Our leaders will have to be wise enough to take every step needed to protect our citizens without infringing on their liberties, but we will also have to provide new technological tools to guard our borders and protect our essential infrastructure. We in this Committee are appropriators. It is not in our usual domain to legislate to repair planning and organizational deficiencies. But it is our duty to point out the deficiencies, offer help and urge action. And it is our duty to try to see that the tax dollar does what it is intended to do and is not wasted. When the funding is of such paramount importance as providing for the defense of our homeland, that duty becomes sacred.
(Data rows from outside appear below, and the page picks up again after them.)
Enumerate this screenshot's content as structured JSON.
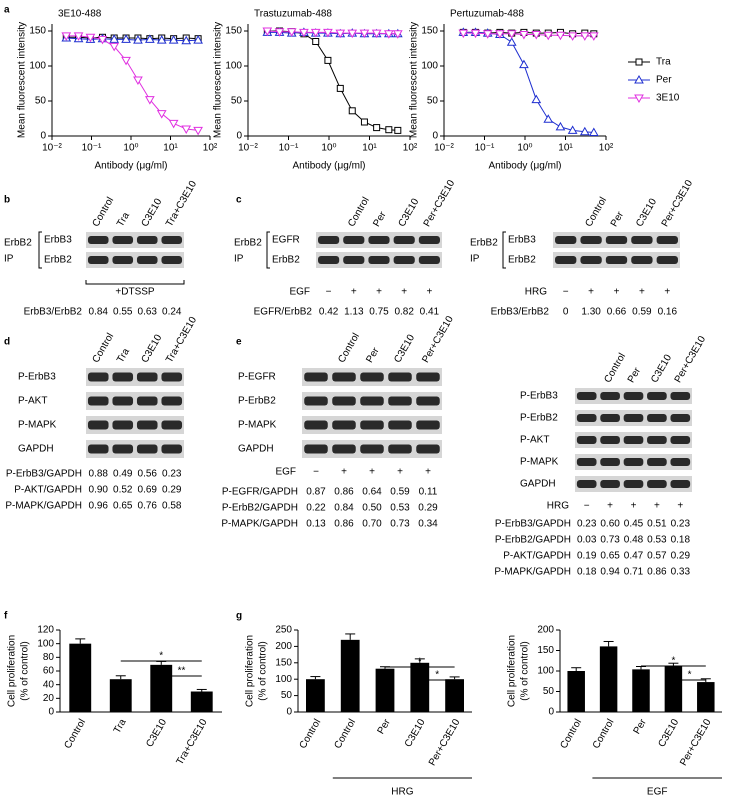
{
  "panel_labels": [
    "a",
    "b",
    "c",
    "d",
    "e",
    "f",
    "g"
  ],
  "chart_data": [
    {
      "type": "line",
      "title": "3E10-488",
      "x_label": "Antibody (μg/ml)",
      "y_label": "Mean fluorescent intensity",
      "xlog": true,
      "x": [
        0.023,
        0.047,
        0.094,
        0.19,
        0.375,
        0.75,
        1.5,
        3,
        6,
        12,
        25,
        50
      ],
      "xlim": [
        0.01,
        100
      ],
      "xticks": [
        {
          "value": 0.01,
          "label": "10⁻²"
        },
        {
          "value": 0.1,
          "label": "10⁻¹"
        },
        {
          "value": 1,
          "label": "10⁰"
        },
        {
          "value": 10,
          "label": "10¹"
        },
        {
          "value": 100,
          "label": "10²"
        }
      ],
      "ylim": [
        0,
        160
      ],
      "yticks": [
        0,
        50,
        100,
        150
      ],
      "series": [
        {
          "name": "Tra",
          "color": "#000000",
          "marker": "square",
          "values": [
            141,
            141,
            140,
            141,
            140,
            140,
            140,
            139,
            140,
            139,
            140,
            139
          ]
        },
        {
          "name": "Per",
          "color": "#1f2fd0",
          "marker": "triangle-up",
          "values": [
            140,
            139,
            138,
            139,
            138,
            138,
            137,
            138,
            137,
            137,
            136,
            137
          ]
        },
        {
          "name": "3E10",
          "color": "#e030e0",
          "marker": "triangle-down",
          "values": [
            143,
            143,
            141,
            138,
            128,
            108,
            80,
            52,
            32,
            18,
            10,
            8
          ]
        }
      ]
    },
    {
      "type": "line",
      "title": "Trastuzumab-488",
      "x_label": "Antibody (μg/ml)",
      "y_label": "Mean fluorescent intensity",
      "xlog": true,
      "x": [
        0.03,
        0.06,
        0.12,
        0.24,
        0.47,
        0.94,
        1.9,
        3.75,
        7.5,
        15,
        30,
        50
      ],
      "xlim": [
        0.01,
        100
      ],
      "xticks": [
        {
          "value": 0.01,
          "label": "10⁻²"
        },
        {
          "value": 0.1,
          "label": "10⁻¹"
        },
        {
          "value": 1,
          "label": "10⁰"
        },
        {
          "value": 10,
          "label": "10¹"
        },
        {
          "value": 100,
          "label": "10²"
        }
      ],
      "ylim": [
        0,
        160
      ],
      "yticks": [
        0,
        50,
        100,
        150
      ],
      "series": [
        {
          "name": "Tra",
          "color": "#000000",
          "marker": "square",
          "values": [
            150,
            150,
            149,
            146,
            135,
            108,
            68,
            36,
            20,
            12,
            9,
            8
          ]
        },
        {
          "name": "Per",
          "color": "#1f2fd0",
          "marker": "triangle-up",
          "values": [
            148,
            148,
            147,
            148,
            147,
            147,
            146,
            147,
            146,
            146,
            146,
            146
          ]
        },
        {
          "name": "3E10",
          "color": "#e030e0",
          "marker": "triangle-down",
          "values": [
            150,
            149,
            149,
            148,
            148,
            148,
            147,
            147,
            147,
            147,
            146,
            146
          ]
        }
      ]
    },
    {
      "type": "line",
      "title": "Pertuzumab-488",
      "x_label": "Antibody (μg/ml)",
      "y_label": "Mean fluorescent intensity",
      "xlog": true,
      "legend": "right",
      "x": [
        0.03,
        0.06,
        0.12,
        0.24,
        0.47,
        0.94,
        1.9,
        3.75,
        7.5,
        15,
        30,
        50
      ],
      "xlim": [
        0.01,
        100
      ],
      "xticks": [
        {
          "value": 0.01,
          "label": "10⁻²"
        },
        {
          "value": 0.1,
          "label": "10⁻¹"
        },
        {
          "value": 1,
          "label": "10⁰"
        },
        {
          "value": 10,
          "label": "10¹"
        },
        {
          "value": 100,
          "label": "10²"
        }
      ],
      "ylim": [
        0,
        160
      ],
      "yticks": [
        0,
        50,
        100,
        150
      ],
      "series": [
        {
          "name": "Tra",
          "color": "#000000",
          "marker": "square",
          "values": [
            148,
            148,
            147,
            148,
            147,
            148,
            147,
            147,
            148,
            146,
            147,
            146
          ]
        },
        {
          "name": "Per",
          "color": "#1f2fd0",
          "marker": "triangle-up",
          "values": [
            148,
            148,
            147,
            145,
            134,
            102,
            52,
            24,
            13,
            8,
            6,
            5
          ]
        },
        {
          "name": "3E10",
          "color": "#e030e0",
          "marker": "triangle-down",
          "values": [
            147,
            147,
            146,
            146,
            146,
            145,
            145,
            144,
            144,
            143,
            143,
            143
          ]
        }
      ]
    },
    {
      "type": "bar",
      "y_label": [
        "Cell proliferation",
        "(% of control)"
      ],
      "color": "#000000",
      "categories": [
        "Control",
        "Tra",
        "C3E10",
        "Tra+C3E10"
      ],
      "values": [
        100,
        48,
        69,
        30
      ],
      "errors": [
        7,
        5,
        5,
        3
      ],
      "ylim": [
        0,
        120
      ],
      "yticks": [
        0,
        20,
        40,
        60,
        80,
        100,
        120
      ],
      "annotations": [
        "*",
        "**"
      ]
    },
    {
      "type": "bar",
      "y_label": [
        "Cell proliferation",
        "(% of control)"
      ],
      "color": "#000000",
      "group_label": "HRG",
      "categories": [
        "Control",
        "Control",
        "Per",
        "C3E10",
        "Per+C3E10"
      ],
      "values": [
        100,
        220,
        132,
        150,
        100
      ],
      "errors": [
        8,
        18,
        6,
        12,
        7
      ],
      "ylim": [
        0,
        250
      ],
      "yticks": [
        0,
        50,
        100,
        150,
        200,
        250
      ],
      "annotations": [
        "*",
        "*"
      ]
    },
    {
      "type": "bar",
      "y_label": [
        "Cell proliferation",
        "(% of control)"
      ],
      "color": "#000000",
      "group_label": "EGF",
      "categories": [
        "Control",
        "Control",
        "Per",
        "C3E10",
        "Per+C3E10"
      ],
      "values": [
        100,
        160,
        104,
        113,
        73
      ],
      "errors": [
        8,
        12,
        7,
        6,
        8
      ],
      "ylim": [
        0,
        200
      ],
      "yticks": [
        0,
        50,
        100,
        150,
        200
      ],
      "annotations": [
        "*",
        "*"
      ]
    }
  ],
  "blots": [
    {
      "ip": [
        "ErbB2",
        "IP"
      ],
      "lanes": [
        "Control",
        "Tra",
        "C3E10",
        "Tra+C3E10"
      ],
      "rows": [
        "ErbB3",
        "ErbB2"
      ],
      "treatment": "+DTSSP",
      "quant": [
        {
          "label": "ErbB3/ErbB2",
          "values": [
            "0.84",
            "0.55",
            "0.63",
            "0.24"
          ]
        }
      ]
    },
    {
      "ip": [
        "ErbB2",
        "IP"
      ],
      "lanes": [
        "Control",
        "Per",
        "C3E10",
        "Per+C3E10"
      ],
      "rows": [
        "EGFR",
        "ErbB2"
      ],
      "stimulus": "EGF",
      "signs": [
        "−",
        "+",
        "+",
        "+",
        "+"
      ],
      "quant": [
        {
          "label": "EGFR/ErbB2",
          "values": [
            "0.42",
            "1.13",
            "0.75",
            "0.82",
            "0.41"
          ]
        }
      ]
    },
    {
      "ip": [
        "ErbB2",
        "IP"
      ],
      "lanes": [
        "Control",
        "Per",
        "C3E10",
        "Per+C3E10"
      ],
      "rows": [
        "ErbB3",
        "ErbB2"
      ],
      "stimulus": "HRG",
      "signs": [
        "−",
        "+",
        "+",
        "+",
        "+"
      ],
      "quant": [
        {
          "label": "ErbB3/ErbB2",
          "values": [
            "0",
            "1.30",
            "0.66",
            "0.59",
            "0.16"
          ]
        }
      ]
    },
    {
      "lanes": [
        "Control",
        "Tra",
        "C3E10",
        "Tra+C3E10"
      ],
      "rows": [
        "P-ErbB3",
        "P-AKT",
        "P-MAPK",
        "GAPDH"
      ],
      "quant": [
        {
          "label": "P-ErbB3/GAPDH",
          "values": [
            "0.88",
            "0.49",
            "0.56",
            "0.23"
          ]
        },
        {
          "label": "P-AKT/GAPDH",
          "values": [
            "0.90",
            "0.52",
            "0.69",
            "0.29"
          ]
        },
        {
          "label": "P-MAPK/GAPDH",
          "values": [
            "0.96",
            "0.65",
            "0.76",
            "0.58"
          ]
        }
      ]
    },
    {
      "lanes": [
        "Control",
        "Per",
        "C3E10",
        "Per+C3E10"
      ],
      "rows": [
        "P-EGFR",
        "P-ErbB2",
        "P-MAPK",
        "GAPDH"
      ],
      "stimulus": "EGF",
      "signs": [
        "−",
        "+",
        "+",
        "+",
        "+"
      ],
      "quant": [
        {
          "label": "P-EGFR/GAPDH",
          "values": [
            "0.87",
            "0.86",
            "0.64",
            "0.59",
            "0.11"
          ]
        },
        {
          "label": "P-ErbB2/GAPDH",
          "values": [
            "0.22",
            "0.84",
            "0.50",
            "0.53",
            "0.29"
          ]
        },
        {
          "label": "P-MAPK/GAPDH",
          "values": [
            "0.13",
            "0.86",
            "0.70",
            "0.73",
            "0.34"
          ]
        }
      ]
    },
    {
      "lanes": [
        "Control",
        "Per",
        "C3E10",
        "Per+C3E10"
      ],
      "rows": [
        "P-ErbB3",
        "P-ErbB2",
        "P-AKT",
        "P-MAPK",
        "GAPDH"
      ],
      "stimulus": "HRG",
      "signs": [
        "−",
        "+",
        "+",
        "+",
        "+"
      ],
      "quant": [
        {
          "label": "P-ErbB3/GAPDH",
          "values": [
            "0.23",
            "0.60",
            "0.45",
            "0.51",
            "0.23"
          ]
        },
        {
          "label": "P-ErbB2/GAPDH",
          "values": [
            "0.03",
            "0.73",
            "0.48",
            "0.53",
            "0.18"
          ]
        },
        {
          "label": "P-AKT/GAPDH",
          "values": [
            "0.19",
            "0.65",
            "0.47",
            "0.57",
            "0.29"
          ]
        },
        {
          "label": "P-MAPK/GAPDH",
          "values": [
            "0.18",
            "0.94",
            "0.71",
            "0.86",
            "0.33"
          ]
        }
      ]
    }
  ]
}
It is obvious that the Office of Homeland Security as crafted in the aftermath of 911 is not now suited to the long-term challenge of protecting this enormous, diverse, and very open society. I do not fault anyone for this. We are seven months away from the largest domestic emergency in our history, and we are now in a better position to more clearly assess our needs.
But, I do fault the Executive Branch for digging in--for clinging to a concept that is proving to be more and more inadequate, for thinking that a spokesman/advisor is enough to address an enormous managerial, tactical and strategic problem, and for focusing too much on defense abroad instead of defense in our own streets. And I do fault the Executive Branch for delay.
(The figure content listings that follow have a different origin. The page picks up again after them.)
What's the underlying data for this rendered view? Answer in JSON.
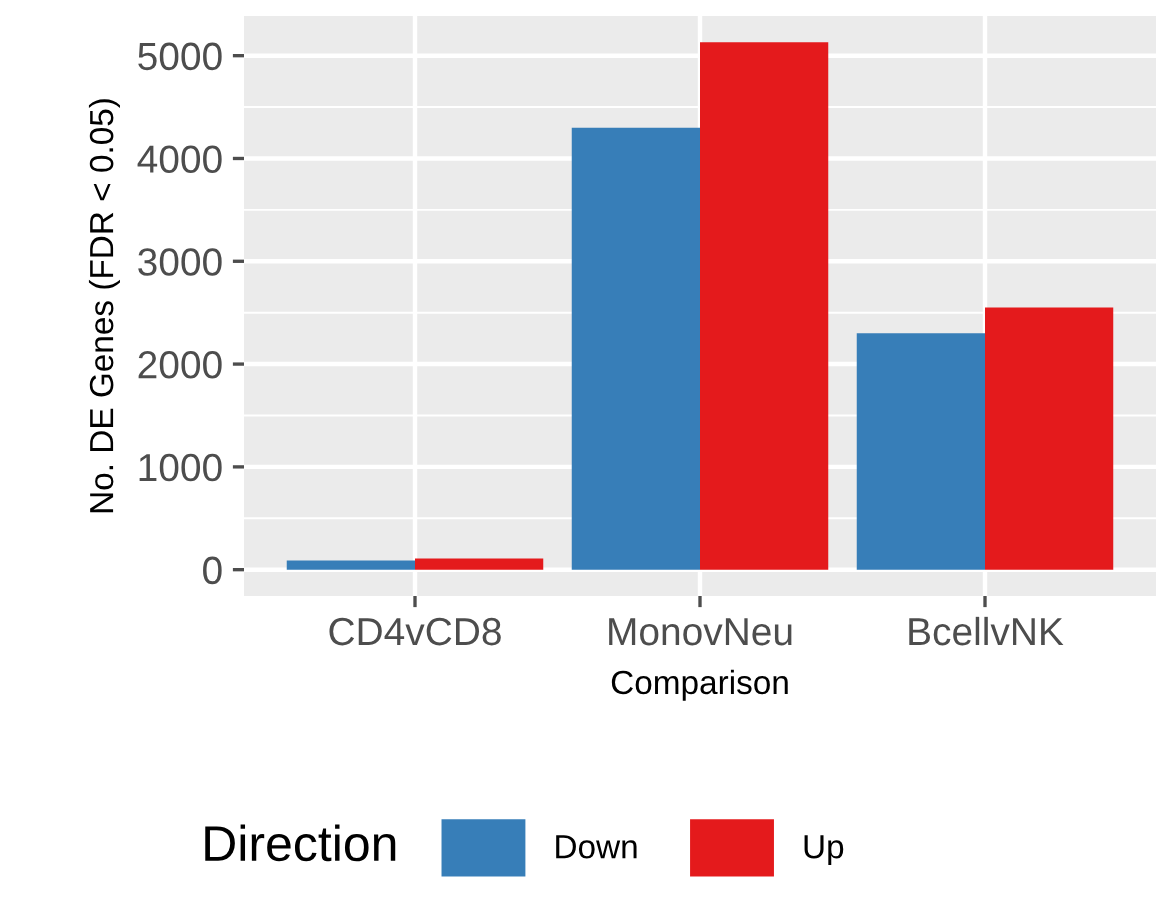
{
  "chart_data": {
    "type": "bar",
    "xlabel": "Comparison",
    "ylabel": "No. DE Genes (FDR < 0.05)",
    "legend_title": "Direction",
    "categories": [
      "CD4vCD8",
      "MonovNeu",
      "BcellvNK"
    ],
    "series": [
      {
        "name": "Down",
        "color": "#377eb8",
        "values": [
          90,
          4300,
          2300
        ]
      },
      {
        "name": "Up",
        "color": "#e41a1c",
        "values": [
          110,
          5130,
          2550
        ]
      }
    ],
    "ylim": [
      -256,
      5386
    ],
    "yticks": [
      0,
      1000,
      2000,
      3000,
      4000,
      5000
    ],
    "grid": true,
    "legend": "bottom"
  }
}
There is too much at stake to allow the Office of Homeland Security to continue in an unstructured and unaccountable fashion. Congress should move forward to make this Office a Cabinet-level office with clear responsibility and authority.
Senator Stevens and I have repeatedly requested an opportunity to hear Director Ridge`s views on homeland security. After two days of testimony which has raised many new and very disturbing questions, the essential nature of that formal testimony is underlined in red.
This Committee is charged with funding the people`s needs. It is clear from these hearings that we need much more information to do that in a way that is effective in accomplishing the goal of homeland security. The people are owed an explanation by the Director of Homeland Security about how he would correct the glaring deficiencies in our patchwork web of protection and response. If the White House wants $38 billion for this effort, this Committee needs to hear much more about the way in which it is to be spent in order to give this nation maximum and effective protection from terrorist attacks.
We will continue these hearings. We will continue to invite Director Ridge to come before us. May this Administration have the wisdom to direct him to do so. And may we all have the wisdom and courage to do whatever is necessary to protect our homeland.